Le 27 mars 1992, l'année suivant l'éclatement de la Yougoslavie, il devient président du Conseil de sécurité nationale de la république serbe de Bosnie (Republika Srpska). Le 12 mai suivant, il devient membre de la présidence à trois de la République serbe. Ensuite, du 17 décembre 1992 au 19 juillet 1996, il est président unique de la République serbe.
Il est accusé d'avoir ordonné le nettoyage ethnique des Bosniaques et des Croates lors de la guerre de Bosnie-Herzégovine. Biljana Plavšić le remplace à la présidence du pays le 19 juillet 1996. Inculpé de génocide, crimes de guerre et crimes contre l'humanité par le Tribunal pénal international pour l'ex-Yougoslavie (TPIY) en 1995, Radovan Karadžić quitte sa résidence de Pale une nuit de 1997 pour prendre la fuite.
Ces accusations lui valent parfois dans les médias le surnom de « boucher des Balkans » ou « boucher de Bosnie », à l'instar de Ratko Mladić, ex-commandant en chef des Serbes de Bosnie, poursuivi devant la même juridiction et pour les mêmes charges.
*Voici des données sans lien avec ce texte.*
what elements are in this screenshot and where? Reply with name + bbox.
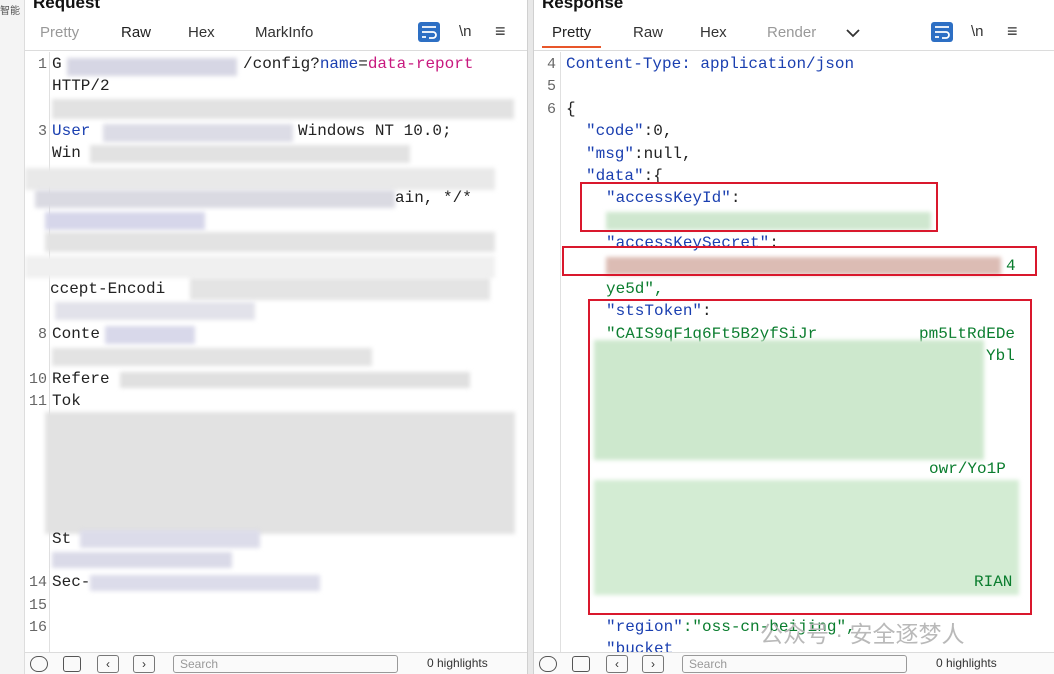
wrap-lines-icon[interactable]: [931, 22, 953, 42]
request-accept: ain, */*: [395, 189, 472, 207]
request-accept-encoding: ccept-Encodi: [50, 280, 166, 298]
response-title: Response: [542, 0, 624, 12]
request-line-win: Win: [52, 144, 81, 162]
tab-pretty[interactable]: Pretty: [40, 24, 79, 41]
redacted-block: [67, 58, 237, 76]
request-bottom-bar: ‹ › Search 0 highlights: [25, 652, 527, 674]
redacted-block: [80, 530, 260, 548]
redacted-block: [90, 145, 410, 163]
request-user-agent: User: [52, 122, 91, 140]
menu-icon[interactable]: ≡: [1007, 21, 1018, 42]
line-number: 5: [546, 78, 556, 95]
search-input[interactable]: Search: [682, 655, 907, 673]
pane-divider[interactable]: [527, 0, 534, 674]
highlight-box-sts-token: [588, 299, 1032, 615]
newline-toggle-button[interactable]: \n: [971, 23, 984, 40]
highlights-count: 0 highlights: [427, 656, 488, 670]
request-pane: Request Pretty Raw Hex MarkInfo \n ≡ 1 3…: [25, 0, 527, 674]
prev-button[interactable]: ‹: [606, 655, 628, 673]
tab-raw[interactable]: Raw: [633, 24, 663, 41]
redacted-block: [52, 99, 514, 119]
tab-render[interactable]: Render: [767, 24, 816, 41]
line-number: 1: [37, 56, 47, 73]
request-url: /config?name=data-report: [243, 55, 474, 73]
request-sec: Sec-: [52, 573, 91, 591]
next-button[interactable]: ›: [642, 655, 664, 673]
menu-icon[interactable]: ≡: [495, 21, 506, 42]
redacted-block: [25, 256, 495, 278]
next-button[interactable]: ›: [133, 655, 155, 673]
watermark-text: 公众号 · 安全逐梦人: [760, 621, 965, 647]
redacted-block: [103, 124, 293, 142]
prev-button[interactable]: ‹: [97, 655, 119, 673]
request-tabs: Pretty Raw Hex MarkInfo \n ≡: [25, 18, 527, 51]
newline-toggle-button[interactable]: \n: [459, 23, 472, 40]
gear-icon[interactable]: [572, 656, 590, 672]
highlight-box-access-key-secret: [562, 246, 1037, 276]
tab-pretty[interactable]: Pretty: [541, 24, 602, 48]
redacted-block: [105, 326, 195, 344]
gear-icon[interactable]: [63, 656, 81, 672]
request-http-version: HTTP/2: [52, 77, 110, 95]
redacted-block: [90, 575, 320, 591]
redacted-block: [45, 212, 205, 230]
response-pane: Response Pretty Raw Hex Render \n ≡ 4 5 …: [534, 0, 1054, 674]
highlights-count: 0 highlights: [936, 656, 997, 670]
line-number: 4: [546, 56, 556, 73]
line-number: 8: [37, 326, 47, 343]
tab-hex[interactable]: Hex: [700, 24, 727, 41]
json-open-brace: {: [566, 100, 576, 118]
chevron-down-icon[interactable]: [846, 25, 860, 42]
redacted-block: [190, 278, 490, 300]
request-line-st: St: [52, 530, 72, 548]
json-secret-end: ye5d",: [606, 280, 664, 298]
request-gutter: [25, 52, 50, 652]
redacted-block: [120, 372, 470, 388]
request-referer: Refere: [52, 370, 110, 388]
help-icon[interactable]: [539, 656, 557, 672]
tab-hex[interactable]: Hex: [188, 24, 215, 41]
left-edge-strip: 智能: [0, 0, 25, 674]
json-code: "code":0,: [586, 122, 673, 140]
line-number: 11: [28, 393, 47, 410]
response-gutter: [534, 52, 561, 652]
redacted-block: [35, 190, 395, 208]
redacted-block: [45, 232, 495, 252]
line-number: 3: [37, 123, 47, 140]
response-tabs: Pretty Raw Hex Render \n ≡: [534, 18, 1054, 51]
redacted-block: [25, 168, 495, 190]
request-content-type: Conte: [52, 325, 101, 343]
line-number: 6: [546, 101, 556, 118]
tab-markinfo[interactable]: MarkInfo: [255, 24, 313, 41]
line-number: 16: [28, 619, 47, 636]
redacted-block: [52, 348, 372, 366]
line-number: 14: [28, 574, 47, 591]
response-bottom-bar: ‹ › Search 0 highlights: [534, 652, 1054, 674]
highlight-box-access-key-id: [580, 182, 938, 232]
request-ua-os: Windows NT 10.0;: [298, 122, 452, 140]
request-line-1: G: [52, 55, 62, 73]
redacted-block: [55, 302, 255, 320]
line-number: 15: [28, 597, 47, 614]
request-title: Request: [33, 0, 101, 12]
line-number: 10: [28, 371, 47, 388]
search-input[interactable]: Search: [173, 655, 398, 673]
json-msg: "msg":null,: [586, 145, 692, 163]
response-content-type: Content-Type: application/json: [566, 55, 855, 73]
tab-raw[interactable]: Raw: [121, 24, 151, 41]
redacted-block: [45, 412, 515, 534]
wrap-lines-icon[interactable]: [418, 22, 440, 42]
help-icon[interactable]: [30, 656, 48, 672]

Il est dès lors activement recherché par les forces de l'ONU présentes en Bosnie-Herzégovine. L'avis de recherche d'Interpol indique notamment crimes contre l'humanité, atteintes graves à la convention de Genève de 1949, meurtre, et génocide, en particulier pour ce qui concerne le massacre de Srebrenica. Ses partisans affirment qu'il n'est pas plus coupable que n'importe quel chef politique en temps de guerre.
Entre 1996 et 2008, Radovan Karadžić change son apparence physique. Lors de son arrestation à Belgrade, le ministre de la Justice serbe exhibe, en fin d'entretien, le portrait de Dragan Dabic, son nom de substitution : la presse serbe le surnomme « le Père Noël » en raison de sa barbe blanche et de ses cheveux longs attachés sur le haut de son crâne.
Devenu spécialiste de médecine alternative, il participe à plusieurs conférences et est employé par une clinique privée où il gagne bien sa vie. Il a aussi écrit plusieurs articles dans le magazine Zdrav Život (en français la « vie saine »). Lors d'une conférence de Dragan Dabic dans la ville de Kikinda, se trouvait au premier rang l'une de ses camarades d'école, Olga Bajsinski (pendant 4 ans) ; elle dit qu'elle n'avait pas reconnu Karadžić. Il rencontre aussi des personnalités politiques étrangères amies comme Jean-Marie Le Pen, qui lui a rendu visite pendant cette période. Durant sa seconde vie, il eut aussi une femme, Mila.
Le 21 juillet 2008, la chaîne d'informations Al Jazeera annonce sa capture par les forces spéciales serbes en territoire serbe. Cette arrestation aurait été rendue possible par la volonté du nouveau gouvernement serbe sous la présidence de Boris Tadić. Le 22 juillet 2008, l'arrestation de Radovan Karadžić est officiellement déclarée après une longue cavale de treize années. Il est transféré le 30 juillet 2008 vers le centre de détention du Tribunal pénal international pour l'ex-Yougoslavie.